但是,馬克思和恩格斯同樣認為資本主義社會的“社會關係”——高度不均衡的社會形式,科學發現在資本主義社會中會立即被應用於生產——確保了科學對於普遍解放的可能性永遠不會被發現。他們作為“科學家”的任務和職責,就是要說明為什麽會是這樣(為什麽在資本主義下可能永遠不會變為現實性)。

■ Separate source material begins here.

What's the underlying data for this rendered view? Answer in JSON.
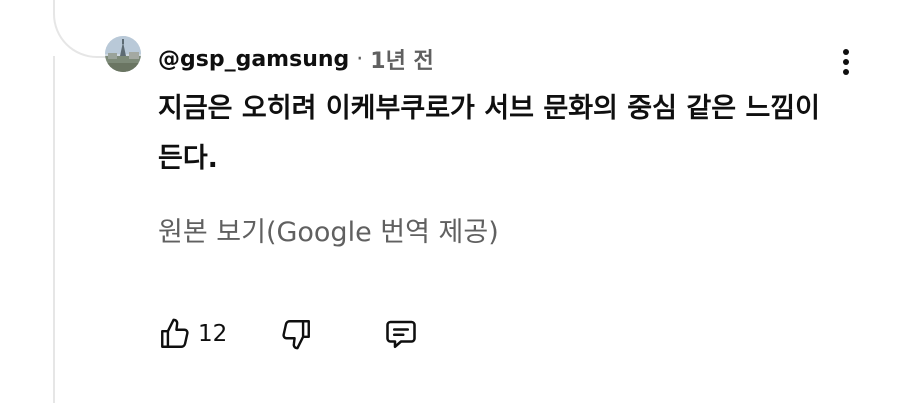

科琴指出,不像馬克思和恩格斯,我們生活在核戰爭、細菌戰、“星球大戰”和塞拉菲爾德核泄漏的陰影下,因此當代人極少會確信自然科學的“積極的”“解放的”性質。對於馬克思和恩格斯來說,自然科學是一種積極的力量,但資本主義社會阻礙了那種積極可能性的完全實現。一個現代的讀者很可能會認為這是一個不充分的觀點,自然科學在本質上是一種既非積極也非消極的力量,這取決於它被用來做什麽,那是由社會和政治來決定的(自然科學理論及其應用帶來的益處)。但是不管怎樣說,馬克思自認為是一名科學家,與他那個時代的其他科學家一樣。他相信在《資本論》中提出的關於剝削和資本積累的經濟理論在科學上是正確的,存在著非相對論性質的標準可以用來決定這一點,這些標準的應用(邏輯的一致性、概念的精確性、經驗的有效性)將證明其真理性。